Nigerian journalist Luka Binnayet was imprisoned after accusing the local government of the Muslim-majority Kaduna State of doing nothing to protect local Christians. Binnayet was accused of false reporting, although advocates for religious and journalistic freedom say he was arrested for speaking out against the government.
Scott Morgan of Juicy Ecumenism writes that Kaduna has long been a flashpoint of sectarian violence between Nigerian ethnic and religious factions. Binnayet was eventually released on bail, although he has no been silent about his arrest and poor treatment by government officials.
Arrested and charged with violating Nigeria’s cybercrime law, Binnayet was accused of releasing false information. Now both international religious freedom and free press advocates spotlight his case as an example of public officials charging journalists with crimes because of their reporting.
Kaduna State is among the flashpoints for the sectarian violence that plagues Nigeria, where populations in the north and middle belt of the country face long standing ethnic and religious tensions.
While incarcerated, Binnayet’s health began to decline. The conditions under which he was held for 84 days – before he even had an appearance before a judge – appear to be a factor. He informed the advocacy group International Christian Concern that he was smuggled from a police detention facility into the prison.

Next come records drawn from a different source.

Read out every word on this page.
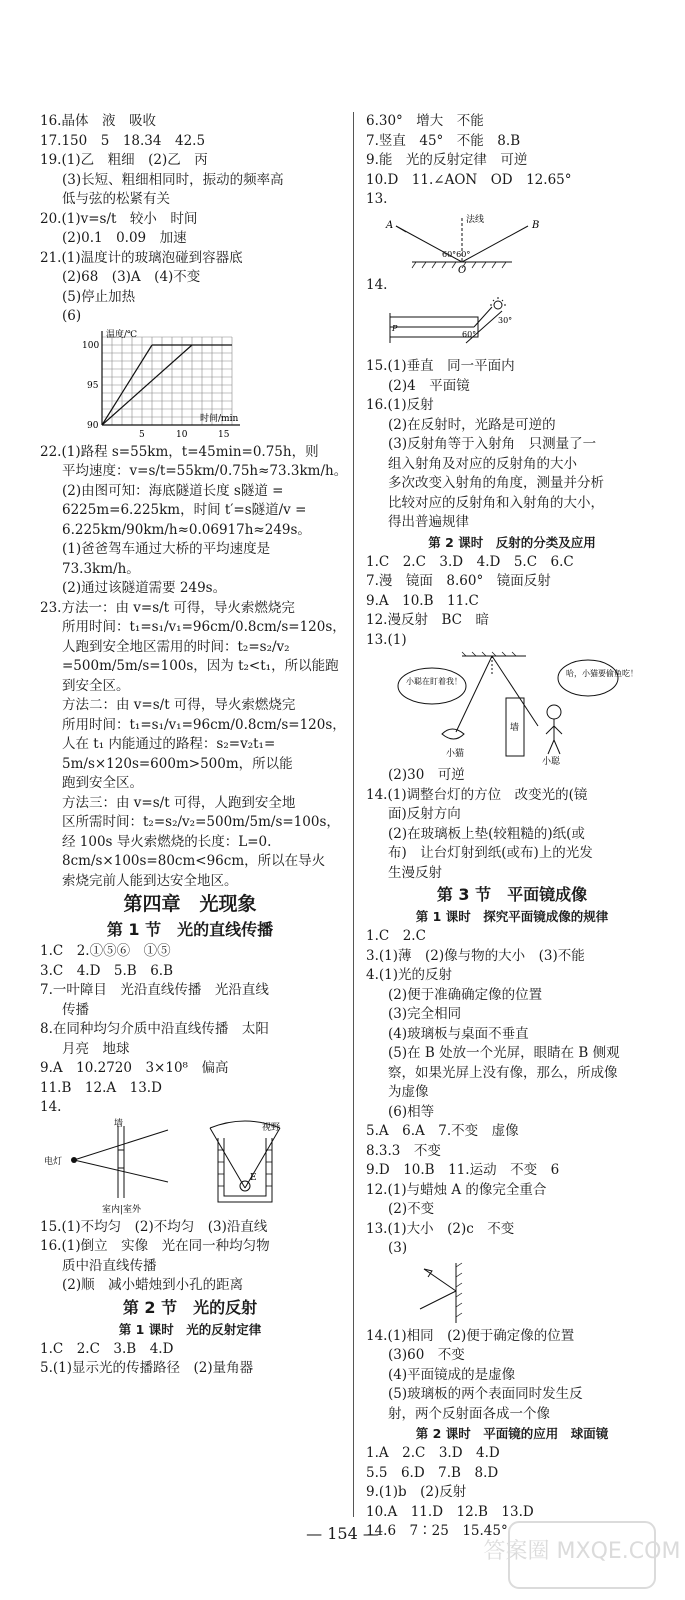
16.晶体　液　吸收
17.150　5　18.34　42.5
19.(1)乙　粗细　(2)乙　丙
(3)长短、粗细相同时，振动的频率高
低与弦的松紧有关
20.(1)v=s/t　较小　时间
(2)0.1　0.09　加速
21.(1)温度计的玻璃泡碰到容器底
(2)68　(3)A　(4)不变
(5)停止加热
(6)
温度/℃
时间/min
100
95
90
5	10	15
22.(1)路程 s=55km，t=45min=0.75h，则
平均速度：v=s/t=55km/0.75h≈73.3km/h。
(2)由图可知：海底隧道长度 s隧道 =
6225m=6.225km，时间 t′=s隧道/v =
6.225km/90km/h≈0.06917h≈249s。
(1)爸爸驾车通过大桥的平均速度是
73.3km/h。
(2)通过该隧道需要 249s。
23.方法一：由 v=s/t 可得，导火索燃烧完
所用时间：t₁=s₁/v₁=96cm/0.8cm/s=120s，
人跑到安全地区需用的时间：t₂=s₂/v₂
=500m/5m/s=100s，因为 t₂<t₁，所以能跑
到安全区。
方法二：由 v=s/t 可得，导火索燃烧完
所用时间：t₁=s₁/v₁=96cm/0.8cm/s=120s，
人在 t₁ 内能通过的路程：s₂=v₂t₁=
5m/s×120s=600m>500m，所以能
跑到安全区。
方法三：由 v=s/t 可得，人跑到安全地
区所需时间：t₂=s₂/v₂=500m/5m/s=100s，
经 100s 导火索燃烧的长度：L=0.
8cm/s×100s=80cm<96cm，所以在导火
索烧完前人能到达安全地区。
第四章　光现象
第 1 节　光的直线传播
1.C　2.①⑤⑥　①⑤
3.C　4.D　5.B　6.B
7.一叶障目　光沿直线传播　光沿直线
传播
8.在同种均匀介质中沿直线传播　太阳
月亮　地球
9.A　10.2720　3×10⁸　偏高
11.B　12.A　13.D
14.
墙
电灯
室内|室外
视野
E
15.(1)不均匀　(2)不均匀　(3)沿直线
16.(1)倒立　实像　光在同一种均匀物
质中沿直线传播
(2)顺　减小蜡烛到小孔的距离
第 2 节　光的反射
第 1 课时　光的反射定律
1.C　2.C　3.B　4.D
5.(1)显示光的传播路径　(2)量角器
6.30°　增大　不能
7.竖直　45°　不能　8.B
9.能　光的反射定律　可逆
10.D　11.∠AON　OD　12.65°
13.
法线
A	B
O
60°60°
14.
P
30°
60°
15.(1)垂直　同一平面内
(2)4　平面镜
16.(1)反射
(2)在反射时，光路是可逆的
(3)反射角等于入射角　只测量了一
组入射角及对应的反射角的大小
多次改变入射角的角度，测量并分析
比较对应的反射角和入射角的大小，
得出普遍规律
第 2 课时　反射的分类及应用
1.C　2.C　3.D　4.D　5.C　6.C
7.漫　镜面　8.60°　镜面反射
9.A　10.B　11.C
12.漫反射　BC　暗
13.(1)
小聪在盯着我！
哈，小猫要偷鱼吃！
墙
小猫
小聪
(2)30　可逆
14.(1)调整台灯的方位　改变光的(镜
面)反射方向
(2)在玻璃板上垫(较粗糙的)纸(或
布)　让台灯射到纸(或布)上的光发
生漫反射
第 3 节　平面镜成像
第 1 课时　探究平面镜成像的规律
1.C　2.C
3.(1)薄　(2)像与物的大小　(3)不能
4.(1)光的反射
(2)便于准确确定像的位置
(3)完全相同
(4)玻璃板与桌面不垂直
(5)在 B 处放一个光屏，眼睛在 B 侧观
察，如果光屏上没有像，那么，所成像
为虚像
(6)相等
5.A　6.A　7.不变　虚像
8.3.3　不变
9.D　10.B　11.运动　不变　6
12.(1)与蜡烛 A 的像完全重合
(2)不变
13.(1)大小　(2)c　不变
(3)
14.(1)相同　(2)便于确定像的位置
(3)60　不变
(4)平面镜成的是虚像
(5)玻璃板的两个表面同时发生反
射，两个反射面各成一个像
第 2 课时　平面镜的应用　球面镜
1.A　2.C　3.D　4.D
5.5　6.D　7.B　8.D
9.(1)b　(2)反射
10.A　11.D　12.B　13.D
14.6　7∶25　15.45°
— 154 —
答案圈 MXQE.COM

Among the organizations that have taken up Binnayet’s case is the U.S. Commission for International Religious Freedom (USCIRF), which designated the Nigerian journalist to be a Prisoner of Conscience with a dedicated profile on their website. Church in Chains, an Irish NGO that advocates on behalf of the Persecuted Church, also has documented his case on their website.
Not only Religious Freedom advocates advocated for Binnayet’s release. Reporters Without Borders (RSF), Committee for the Protection of Journalists (CPJ) and IFEX, a Canadian NGO focused upon Freedom of Expression issues, have all been monitoring Binnayet’s case.